Despite the financial windfall, Gov. Glenn Youngkin “remains committed to withdrawing the state from the Regional Greenhouse Gas Initiative (RGGI), which he has said has not reduced emissions while imposing unnecessary costs on Virginia electric utility ratepayers,” reports the Virginia Mercury.
Youngkin’s claim about emissions—written in an executive order signed in January to re-evaluate Virginia’s participation in RGGI—flies in the face of latest reports which find the program’s emissions objectives have been met, with states reporting emissions at more than 50% below 2005 levels in 2017.
Youngkin and his fellow Republicans have been trying “a variety of strategies” to remove Virginia from the regional program, the news story states—from the executive order, to tinkering with budget language to prevent RGGI monies from being spent, to angling to repeal the 2020 act authorizing RGGI participation.

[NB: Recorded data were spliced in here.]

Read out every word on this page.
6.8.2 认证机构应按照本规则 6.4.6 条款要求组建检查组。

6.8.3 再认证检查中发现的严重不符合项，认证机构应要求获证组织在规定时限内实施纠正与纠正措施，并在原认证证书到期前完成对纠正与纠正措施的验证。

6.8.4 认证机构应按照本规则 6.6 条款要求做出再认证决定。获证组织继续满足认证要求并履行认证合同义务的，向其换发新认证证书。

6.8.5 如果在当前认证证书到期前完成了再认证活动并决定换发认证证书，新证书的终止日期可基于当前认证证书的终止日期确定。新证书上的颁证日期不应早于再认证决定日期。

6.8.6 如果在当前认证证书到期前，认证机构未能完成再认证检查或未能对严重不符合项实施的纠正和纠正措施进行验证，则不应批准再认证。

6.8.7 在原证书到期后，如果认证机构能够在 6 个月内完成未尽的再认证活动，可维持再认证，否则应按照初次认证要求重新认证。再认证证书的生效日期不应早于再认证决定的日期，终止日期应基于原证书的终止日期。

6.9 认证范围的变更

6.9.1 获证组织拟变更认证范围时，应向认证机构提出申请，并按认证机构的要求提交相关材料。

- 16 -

Under the new order, the Virginia Department of Environmental Quality was required “to issue a report on the costs and benefits of RGGI participation as well as an emergency regulation rolling back existing rules on the books,” the Mercury writes, adding that while the report and proposed regulation were due February 14, neither has yet been made publicly available.
More than two dozen environmental and energy groups have petitioned budget negotiators to reject Youngkin’s proposed constraints on RGGI, arguing that “these sorts of major policy changes cannot be fully evaluated and studied in the budget process,” the news story states.
So far, the legislation to repeal the RGGI measure has been blocked by state Democrats.
Democrats have also rejected a bid by Virginia utility LS Power to secure a “special carveout in the RGGI law that would let it purchase carbon allowances at a discounted rate,” thereby avoiding some $30 million in damage to its bottom line.
This was the second attempt by LS Power, the Mercury reports, since its push in 2020 for relief from the $50 million in costs it would incur through 2025 after being required to buy carbon allowances through RGGI auctions.
Rejecting LS Power’s request in 2020, the Democrats noted that the utility’s gain would be a significant loss to climate action, and to the programs RGGI was designed to fund.